4.2., Glucagon stimulatie Test

Glucagon stimulatie test is een gevoelige test voor het evalueren van de bijnierfunctie en is niet geassocieerd met hypoglykemie en biedt daarom een alternatief voor insuline-geïnduceerde hypoglykemie bij het evalueren van Centraal hypoadrenalisme.
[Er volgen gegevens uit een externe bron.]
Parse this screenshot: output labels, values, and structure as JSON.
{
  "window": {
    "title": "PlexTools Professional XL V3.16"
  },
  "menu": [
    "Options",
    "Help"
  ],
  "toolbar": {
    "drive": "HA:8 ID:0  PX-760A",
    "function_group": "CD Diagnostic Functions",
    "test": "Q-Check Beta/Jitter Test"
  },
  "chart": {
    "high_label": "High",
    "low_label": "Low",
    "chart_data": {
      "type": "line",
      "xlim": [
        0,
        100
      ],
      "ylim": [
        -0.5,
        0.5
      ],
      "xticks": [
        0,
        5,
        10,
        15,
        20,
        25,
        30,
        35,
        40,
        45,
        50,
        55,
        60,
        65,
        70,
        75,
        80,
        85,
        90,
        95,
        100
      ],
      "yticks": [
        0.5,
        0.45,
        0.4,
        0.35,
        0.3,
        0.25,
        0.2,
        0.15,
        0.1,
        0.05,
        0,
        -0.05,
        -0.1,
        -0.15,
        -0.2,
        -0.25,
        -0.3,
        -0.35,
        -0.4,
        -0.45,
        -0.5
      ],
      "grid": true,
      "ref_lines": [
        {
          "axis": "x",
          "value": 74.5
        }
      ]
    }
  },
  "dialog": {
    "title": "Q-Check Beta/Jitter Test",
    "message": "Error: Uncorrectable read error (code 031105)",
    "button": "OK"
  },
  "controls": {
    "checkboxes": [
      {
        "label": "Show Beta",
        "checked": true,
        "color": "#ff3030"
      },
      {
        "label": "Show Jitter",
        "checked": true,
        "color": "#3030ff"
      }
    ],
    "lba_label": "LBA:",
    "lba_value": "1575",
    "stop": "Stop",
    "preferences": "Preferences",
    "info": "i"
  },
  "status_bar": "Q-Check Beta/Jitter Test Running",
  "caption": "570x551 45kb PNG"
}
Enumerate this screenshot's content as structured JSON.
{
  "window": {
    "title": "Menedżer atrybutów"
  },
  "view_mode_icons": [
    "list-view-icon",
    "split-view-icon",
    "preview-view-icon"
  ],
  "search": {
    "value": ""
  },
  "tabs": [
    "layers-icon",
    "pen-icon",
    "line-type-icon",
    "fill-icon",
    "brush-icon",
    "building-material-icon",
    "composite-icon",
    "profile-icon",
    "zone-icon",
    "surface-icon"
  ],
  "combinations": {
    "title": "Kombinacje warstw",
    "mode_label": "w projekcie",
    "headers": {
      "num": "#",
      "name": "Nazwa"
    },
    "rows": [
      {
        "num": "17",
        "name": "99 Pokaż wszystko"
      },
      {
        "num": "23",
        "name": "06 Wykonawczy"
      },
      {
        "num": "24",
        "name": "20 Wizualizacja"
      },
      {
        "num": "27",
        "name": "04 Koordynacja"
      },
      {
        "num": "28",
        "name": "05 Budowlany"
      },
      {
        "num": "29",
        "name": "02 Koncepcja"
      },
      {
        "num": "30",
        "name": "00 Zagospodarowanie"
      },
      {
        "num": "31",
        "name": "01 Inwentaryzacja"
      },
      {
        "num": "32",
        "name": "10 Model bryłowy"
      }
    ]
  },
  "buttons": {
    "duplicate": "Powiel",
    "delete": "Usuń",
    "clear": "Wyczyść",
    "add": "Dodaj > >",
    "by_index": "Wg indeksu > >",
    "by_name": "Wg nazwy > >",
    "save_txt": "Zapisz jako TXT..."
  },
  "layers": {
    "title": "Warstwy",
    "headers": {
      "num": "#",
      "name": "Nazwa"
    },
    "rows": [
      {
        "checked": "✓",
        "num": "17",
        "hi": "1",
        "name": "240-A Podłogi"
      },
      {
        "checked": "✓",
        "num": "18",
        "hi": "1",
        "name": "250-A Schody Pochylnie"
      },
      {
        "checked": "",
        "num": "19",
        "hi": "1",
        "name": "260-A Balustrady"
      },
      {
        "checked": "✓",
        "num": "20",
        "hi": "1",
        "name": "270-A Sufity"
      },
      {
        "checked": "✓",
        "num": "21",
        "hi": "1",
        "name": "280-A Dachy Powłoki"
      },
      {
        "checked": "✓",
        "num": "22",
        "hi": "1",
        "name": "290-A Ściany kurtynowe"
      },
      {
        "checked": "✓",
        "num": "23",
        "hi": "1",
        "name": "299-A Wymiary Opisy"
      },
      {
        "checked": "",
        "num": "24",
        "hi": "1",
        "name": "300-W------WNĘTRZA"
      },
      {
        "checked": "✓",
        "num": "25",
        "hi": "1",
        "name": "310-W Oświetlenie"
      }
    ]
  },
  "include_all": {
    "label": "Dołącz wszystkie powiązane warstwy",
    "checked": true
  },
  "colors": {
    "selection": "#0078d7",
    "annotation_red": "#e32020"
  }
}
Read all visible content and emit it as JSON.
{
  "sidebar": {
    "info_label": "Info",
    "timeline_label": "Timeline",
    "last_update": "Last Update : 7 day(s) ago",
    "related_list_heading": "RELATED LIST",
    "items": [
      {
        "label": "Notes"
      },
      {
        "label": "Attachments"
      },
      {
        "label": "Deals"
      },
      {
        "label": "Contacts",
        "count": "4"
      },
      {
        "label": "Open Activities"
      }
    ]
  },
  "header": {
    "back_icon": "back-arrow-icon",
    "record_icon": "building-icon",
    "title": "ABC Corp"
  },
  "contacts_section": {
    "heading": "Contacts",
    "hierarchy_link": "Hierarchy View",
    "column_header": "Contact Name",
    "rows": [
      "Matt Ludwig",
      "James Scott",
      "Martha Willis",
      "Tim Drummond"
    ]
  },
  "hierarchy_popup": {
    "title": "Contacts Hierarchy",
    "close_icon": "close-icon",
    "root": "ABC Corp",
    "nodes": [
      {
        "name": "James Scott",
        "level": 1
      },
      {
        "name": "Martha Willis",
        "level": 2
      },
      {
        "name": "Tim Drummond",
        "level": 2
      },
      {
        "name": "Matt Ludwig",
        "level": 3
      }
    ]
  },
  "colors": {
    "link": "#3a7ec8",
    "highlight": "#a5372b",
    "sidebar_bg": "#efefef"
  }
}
In deze test wordt 0,03 mg/kg glucagon (maximaal 1 mg) subcutaan toegediend. 60, 90, 120 en 150 minuten na toediening van glucagon worden bloedmonsters voor serumglucose en cortisol genomen., Toediening van Glucagon veroorzaakt een verhoging van de bloedglucose, die vervolgens een endogene insulineresactie oproept, wat resulteert in een daling van de bloedglucose die een contraregulerende hormoonrespons, waaronder cortisol, stimuleert . De glucagonstimulatietest bleek een hoog vals-positief percentage van 23,7% bij kinderen te hebben (degenen die niet aan de test voldeden, hadden een normale piekcortisol op de ACTH stimulatietest) . Bovendien was de piekconcentratie glucagongestimuleerde cortisol omgekeerd gerelateerd aan leeftijd en geslacht bij kinderen. Daarom kan de interpretatie van de glucagonstimulatietest problematisch zijn., Lagere piek cortisol cut-off voor glucagonstimulatietest is voorgesteld bij volwassenen . Glucagongestimuleerde cortisol cut-off is niet vastgesteld in de kindergeneeskunde.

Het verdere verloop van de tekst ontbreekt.